Downing Street has distanced Rishi Sunak from an email attacking civil servants that was sent to Tory supporters in the Home Secretary’s name.
Suella Braverman has insisted she did not sanction the widely criticised message, sent to thousands of Conservative Party members, which blamed “an activist blob of left-wing lawyers, civil servants and the Labour Party” for blocking previous attempts to tackle illegal migration.
No 10 on Thursday stressed that this was not in reality the Home Secretary’s or the Prime Minister’s assessment.
His spokesman told reporters: “It doesn’t represent her (the Home Secretary’s) views and certainly does not represent the views of the Prime Minister.”
The official was at pains to point out the pair’s recent efforts to thank Home Office staff for their work.
He said he did not know whether the Government had received an apology from the Conservative Campaign Headquarters (CCHQ), which distributed the email to promote Ms Braverman’s plans to stop migrants arriving in the UK on small boats.
I didn’t write that email, I didn’t see it, and it was an error, really, that it was sent out in my name— Home Secretary Suella Braverman
Penny Mordaunt also sought to distance Ms Braverman from from “those sort of comments” in the Commons, but also spoke about the “need” for ministers to “motivate the people that we work with, whether they are in the civil service or organisations we work with”.
The Commons leader praised the “wonderful people” working in many Government departments, who are “diligent, who are determined to deliver for the Government of the day and I’m pleased to be able to have the opportunity to put on record our gratitude to them”.
CCHQ on Wednesday admitted that “the wording wasn’t seen by the Home Secretary” and said it was “reviewing” its internal clearance processes.
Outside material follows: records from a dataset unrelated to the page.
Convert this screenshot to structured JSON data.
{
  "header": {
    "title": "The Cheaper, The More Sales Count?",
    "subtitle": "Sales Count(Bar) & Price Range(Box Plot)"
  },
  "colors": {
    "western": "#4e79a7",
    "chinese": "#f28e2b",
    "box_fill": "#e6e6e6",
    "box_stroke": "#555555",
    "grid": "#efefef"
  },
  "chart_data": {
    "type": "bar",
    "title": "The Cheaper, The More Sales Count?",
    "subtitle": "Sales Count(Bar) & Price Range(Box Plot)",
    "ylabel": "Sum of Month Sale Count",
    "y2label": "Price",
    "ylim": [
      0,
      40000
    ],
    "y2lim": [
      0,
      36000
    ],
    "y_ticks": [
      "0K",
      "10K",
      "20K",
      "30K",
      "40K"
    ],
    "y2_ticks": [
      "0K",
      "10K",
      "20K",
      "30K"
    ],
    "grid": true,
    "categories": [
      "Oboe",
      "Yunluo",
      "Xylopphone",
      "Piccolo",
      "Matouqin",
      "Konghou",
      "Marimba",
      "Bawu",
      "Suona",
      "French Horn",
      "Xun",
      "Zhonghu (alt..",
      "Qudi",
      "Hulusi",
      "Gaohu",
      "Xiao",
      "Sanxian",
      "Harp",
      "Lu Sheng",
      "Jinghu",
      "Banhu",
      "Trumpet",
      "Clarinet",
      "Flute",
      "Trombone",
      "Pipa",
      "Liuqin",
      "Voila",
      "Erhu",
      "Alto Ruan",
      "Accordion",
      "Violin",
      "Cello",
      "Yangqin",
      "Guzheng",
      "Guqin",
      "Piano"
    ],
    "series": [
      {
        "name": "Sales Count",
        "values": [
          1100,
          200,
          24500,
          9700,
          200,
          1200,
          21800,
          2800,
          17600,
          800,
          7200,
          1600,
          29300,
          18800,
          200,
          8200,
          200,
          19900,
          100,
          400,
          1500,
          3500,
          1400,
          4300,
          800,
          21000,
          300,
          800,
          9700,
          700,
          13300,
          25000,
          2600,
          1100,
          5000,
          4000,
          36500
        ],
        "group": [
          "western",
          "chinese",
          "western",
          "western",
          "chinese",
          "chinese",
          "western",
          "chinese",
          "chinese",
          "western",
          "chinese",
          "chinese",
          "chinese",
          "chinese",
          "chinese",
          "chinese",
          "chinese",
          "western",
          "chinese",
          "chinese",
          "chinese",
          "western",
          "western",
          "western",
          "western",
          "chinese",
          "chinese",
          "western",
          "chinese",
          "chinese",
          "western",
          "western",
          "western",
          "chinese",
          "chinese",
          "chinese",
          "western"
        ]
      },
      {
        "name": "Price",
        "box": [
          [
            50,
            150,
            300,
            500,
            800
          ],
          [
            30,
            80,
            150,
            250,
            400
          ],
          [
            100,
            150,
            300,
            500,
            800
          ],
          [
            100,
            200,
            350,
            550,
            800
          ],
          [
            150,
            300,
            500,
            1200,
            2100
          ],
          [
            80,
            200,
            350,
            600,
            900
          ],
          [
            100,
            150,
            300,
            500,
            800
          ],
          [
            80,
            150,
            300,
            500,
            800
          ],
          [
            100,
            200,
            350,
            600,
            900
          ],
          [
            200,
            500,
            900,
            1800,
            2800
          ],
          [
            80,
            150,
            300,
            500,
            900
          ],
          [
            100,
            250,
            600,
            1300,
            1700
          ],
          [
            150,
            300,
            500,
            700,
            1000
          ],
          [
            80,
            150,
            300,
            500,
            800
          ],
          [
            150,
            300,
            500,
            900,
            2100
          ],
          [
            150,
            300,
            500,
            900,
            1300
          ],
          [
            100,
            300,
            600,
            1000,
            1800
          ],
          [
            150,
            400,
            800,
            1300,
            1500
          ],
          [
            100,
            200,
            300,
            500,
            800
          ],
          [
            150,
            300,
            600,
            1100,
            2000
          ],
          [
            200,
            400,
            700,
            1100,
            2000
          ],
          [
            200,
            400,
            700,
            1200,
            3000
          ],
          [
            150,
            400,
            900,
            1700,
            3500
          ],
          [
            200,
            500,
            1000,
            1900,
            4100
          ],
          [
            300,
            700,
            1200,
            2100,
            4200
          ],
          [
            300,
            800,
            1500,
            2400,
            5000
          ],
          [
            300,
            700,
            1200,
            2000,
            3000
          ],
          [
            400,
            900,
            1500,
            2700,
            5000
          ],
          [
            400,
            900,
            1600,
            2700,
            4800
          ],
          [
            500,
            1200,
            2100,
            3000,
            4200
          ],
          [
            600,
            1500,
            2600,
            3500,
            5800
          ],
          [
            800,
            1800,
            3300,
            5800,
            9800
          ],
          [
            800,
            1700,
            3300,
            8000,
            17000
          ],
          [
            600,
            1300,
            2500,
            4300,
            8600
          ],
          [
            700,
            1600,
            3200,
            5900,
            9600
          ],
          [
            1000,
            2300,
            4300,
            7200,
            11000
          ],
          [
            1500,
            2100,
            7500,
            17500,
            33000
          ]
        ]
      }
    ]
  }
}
Ms Braverman told ITV’s Peston show: “I didn’t write that email, I didn’t see it, and it was an error, really, that it was sent out in my name.”
She said she had been “incredibly impressed” with the dedication and hard work of officials in the Home Office who had been working on the latest measures to stop small boat crossings.
The Home Secretary faced accusations from unions representing Whitehall officials of breaching the Ministerial Code, which states that “ministers must uphold the political impartiality of the civil service”.
Mr Sunak’s spokesman also said: “From the Prime Minister’s point, he thinks the civil service is vital to the work of government and, as you’ve heard on other issues, he thinks civil service impartiality is crucial and he wouldn’t want to see anything done to have an impact on that.
“The Government continues to hugely value the work of civil servants who are working with ministers to provide full and, when necessary, frank advice to work with policy development in the standard way.”
Ms Braverman also brushed off a warning from Brussels that the Government’s Illegal Migration Bill violates international law.
She made clear that the UK was no longer bound by EU rules and was free to set its own migration policy, after EU home affairs commissioner Ylva Johansson raised the concerns with her.
Ministers are braced for legal challenges to the plan to prevent anyone who arrives in the UK by unauthorised means from staying after it has already been denounced by the UN’s refugee agency as an effective “asylum ban”.
Mr Sunak will travel to Paris on Friday where he is expected to seek further help from President Emmanuel Macron in stopping the migrant boats leaving French beaches.